The control node distributes programs to the compute nodes and parcels out tasks.  For speed, it enlists several compute nodes, telling them to pass along programs the way a teacher might have a few volunteers hand out worksheets to the rest of the class.

LinuxBIOS is the foundation of the Clustermatic software stack, Minnich says, but the software suite includes other cluster computing tools:

  • BProc, or Beowulf Distributed Process Space, lets the control node – the conductor – see what’s happening in the compute nodes – the orchestra.
  • Supermon monitors progress on the compute nodes with no discernable impact on their function.  That’s unusual in high-performance computing, where monitoring often saps processor resources.
  • Beoboot allows large clusters to start quickly by recruiting the first successfully booted nodes to help boot the others.  Beoboot can start a 1,000-node cluster in about 2.5 minutes, compared to hours for some clusters.
A portion of LANL's Pink computer

Researchers at Los Alamos National Laboratory tested their Clustermatic software suite by building Pink, a 2,048-processor cluster, in just 2.5 days. This picture shows one of the three racks holding Pink’s processors.

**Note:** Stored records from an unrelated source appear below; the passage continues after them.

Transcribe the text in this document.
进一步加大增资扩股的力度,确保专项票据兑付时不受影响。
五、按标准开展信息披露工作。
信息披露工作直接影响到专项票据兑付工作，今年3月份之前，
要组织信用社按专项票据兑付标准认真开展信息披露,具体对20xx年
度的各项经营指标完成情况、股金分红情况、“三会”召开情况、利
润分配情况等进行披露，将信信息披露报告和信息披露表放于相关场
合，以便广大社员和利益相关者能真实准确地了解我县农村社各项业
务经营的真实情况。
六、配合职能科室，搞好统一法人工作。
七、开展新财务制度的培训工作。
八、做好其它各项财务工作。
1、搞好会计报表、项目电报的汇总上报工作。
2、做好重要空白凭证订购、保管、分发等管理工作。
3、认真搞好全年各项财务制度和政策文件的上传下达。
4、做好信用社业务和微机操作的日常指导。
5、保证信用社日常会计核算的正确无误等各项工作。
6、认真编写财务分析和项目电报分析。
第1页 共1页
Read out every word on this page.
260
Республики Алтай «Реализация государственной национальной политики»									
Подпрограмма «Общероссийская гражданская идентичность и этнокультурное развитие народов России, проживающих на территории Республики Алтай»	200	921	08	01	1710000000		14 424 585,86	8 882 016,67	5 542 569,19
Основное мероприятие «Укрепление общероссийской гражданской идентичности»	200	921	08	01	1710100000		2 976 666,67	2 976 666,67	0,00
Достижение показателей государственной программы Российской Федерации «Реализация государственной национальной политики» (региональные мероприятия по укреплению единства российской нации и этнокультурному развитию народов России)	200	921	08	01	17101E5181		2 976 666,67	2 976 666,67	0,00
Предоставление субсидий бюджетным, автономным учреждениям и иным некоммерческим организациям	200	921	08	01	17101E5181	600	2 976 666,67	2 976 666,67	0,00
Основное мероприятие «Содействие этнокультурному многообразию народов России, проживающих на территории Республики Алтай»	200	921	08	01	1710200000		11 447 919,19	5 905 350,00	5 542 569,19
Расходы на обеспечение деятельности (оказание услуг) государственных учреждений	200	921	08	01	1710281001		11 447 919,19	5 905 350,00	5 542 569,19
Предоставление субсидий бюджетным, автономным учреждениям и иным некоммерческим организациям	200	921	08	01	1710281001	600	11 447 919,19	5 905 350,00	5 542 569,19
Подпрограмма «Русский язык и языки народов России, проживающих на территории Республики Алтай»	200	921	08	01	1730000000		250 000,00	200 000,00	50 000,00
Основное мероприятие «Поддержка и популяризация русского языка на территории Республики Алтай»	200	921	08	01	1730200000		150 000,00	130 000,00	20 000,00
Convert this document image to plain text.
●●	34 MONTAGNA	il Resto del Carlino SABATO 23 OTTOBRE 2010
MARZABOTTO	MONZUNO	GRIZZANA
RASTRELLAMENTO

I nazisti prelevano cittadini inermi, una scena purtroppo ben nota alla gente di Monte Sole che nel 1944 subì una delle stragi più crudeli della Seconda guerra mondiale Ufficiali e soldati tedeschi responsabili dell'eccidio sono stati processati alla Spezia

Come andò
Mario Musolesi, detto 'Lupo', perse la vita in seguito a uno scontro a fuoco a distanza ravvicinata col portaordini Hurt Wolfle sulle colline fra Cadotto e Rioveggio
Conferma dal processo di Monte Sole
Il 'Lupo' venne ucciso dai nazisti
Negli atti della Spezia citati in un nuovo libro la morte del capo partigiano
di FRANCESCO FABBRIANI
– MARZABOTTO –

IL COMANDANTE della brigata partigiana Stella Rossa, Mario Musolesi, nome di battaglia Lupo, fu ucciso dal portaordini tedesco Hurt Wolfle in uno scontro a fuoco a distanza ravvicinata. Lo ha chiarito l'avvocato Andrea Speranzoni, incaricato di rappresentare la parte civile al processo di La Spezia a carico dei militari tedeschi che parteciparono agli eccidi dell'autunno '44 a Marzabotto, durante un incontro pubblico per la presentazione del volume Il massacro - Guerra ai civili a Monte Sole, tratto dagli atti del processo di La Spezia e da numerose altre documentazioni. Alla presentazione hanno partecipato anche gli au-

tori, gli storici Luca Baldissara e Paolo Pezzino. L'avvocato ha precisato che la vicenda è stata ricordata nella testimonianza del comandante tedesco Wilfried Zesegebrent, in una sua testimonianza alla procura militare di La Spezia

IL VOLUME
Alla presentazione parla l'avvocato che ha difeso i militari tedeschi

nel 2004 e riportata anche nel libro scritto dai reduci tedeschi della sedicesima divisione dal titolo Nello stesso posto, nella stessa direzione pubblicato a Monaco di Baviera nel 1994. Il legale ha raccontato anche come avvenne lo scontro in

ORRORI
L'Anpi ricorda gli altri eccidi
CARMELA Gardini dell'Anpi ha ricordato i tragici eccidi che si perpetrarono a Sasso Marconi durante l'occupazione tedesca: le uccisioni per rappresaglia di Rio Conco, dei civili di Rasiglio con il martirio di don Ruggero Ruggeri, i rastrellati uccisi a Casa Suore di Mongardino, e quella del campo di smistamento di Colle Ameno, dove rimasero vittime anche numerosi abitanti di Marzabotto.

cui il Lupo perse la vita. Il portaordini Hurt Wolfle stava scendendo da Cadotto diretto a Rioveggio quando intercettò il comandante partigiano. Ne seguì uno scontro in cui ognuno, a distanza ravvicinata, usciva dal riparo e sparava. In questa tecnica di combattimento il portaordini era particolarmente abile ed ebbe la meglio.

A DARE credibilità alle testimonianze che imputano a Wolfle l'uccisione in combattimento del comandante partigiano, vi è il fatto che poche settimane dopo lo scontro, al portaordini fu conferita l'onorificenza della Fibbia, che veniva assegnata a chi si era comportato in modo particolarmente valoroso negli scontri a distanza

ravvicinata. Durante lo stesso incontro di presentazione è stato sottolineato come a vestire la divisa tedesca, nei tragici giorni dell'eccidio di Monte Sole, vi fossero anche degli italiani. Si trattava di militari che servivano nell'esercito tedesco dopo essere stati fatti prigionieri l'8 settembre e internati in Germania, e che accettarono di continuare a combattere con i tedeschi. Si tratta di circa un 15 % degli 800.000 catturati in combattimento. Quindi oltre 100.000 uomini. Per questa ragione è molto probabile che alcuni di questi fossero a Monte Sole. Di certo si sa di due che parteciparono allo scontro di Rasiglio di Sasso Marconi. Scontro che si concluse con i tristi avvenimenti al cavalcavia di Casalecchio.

Clustermatic proved itself quickly.  Minnich and fellow researchers Greg Watson, Matthew Sottile, Sung-Eun Choi, and Eric Hendriks used it to build Pink, a cluster with 1,024 two-processor nodes.  It took just 2.5 days to assemble and start operating.

Pink has a theoretical top speed of almost 10 trillion calculations per second and still runs after five years.  It has a reputation as one of the most reliable machines at Los Alamos, Minnich says.

Clustermatic earned an R&D 100 Award as one of the most promising new inventions of 2004.  Now it’s on thousands of systems, Minnich says – although no one has kept track, since it’s free software distributed via download and CD.

“We keep finding users of it that are … we don’t know where,” Minnich says.  He does know that users include financial and pharmaceutical companies.

Temperature data for Pink's processors

Temperature data for processors in the Pink computer cluster are displayed on a computer monitor. The data were captured by Supermon, a part of the Clustermatic software suite, and processed into a visualization.

LinuxBIOS alone has gained huge acceptance.  Besides high-performance clusters, it’s loaded onto millions of other computers, Minnich says.  It’s especially popular for “embedded” processors – computer chips in kiosks, digital televisions, TV signal converters and other devices.

Clustermatic’s last version came out in 2005.  “We had a certain set of goals we put in the (research) proposal in 2000 and in surprisingly short order we actually hit all the goals around 2003 or 2004,” Minnich says.

Now Minnich and his fellow researchers are molding an as-yet unnamed program that builds on Clustermatic, but is entirely new.  Scientists from Los Alamos and Sandia’s California and New Mexico locations are involved.

The group’s success proves “our ideas about how to build these systems and make them work well and stand up quickly were fundamentally correct,” Minnich says.  “You end up with a very fast and very useful system.”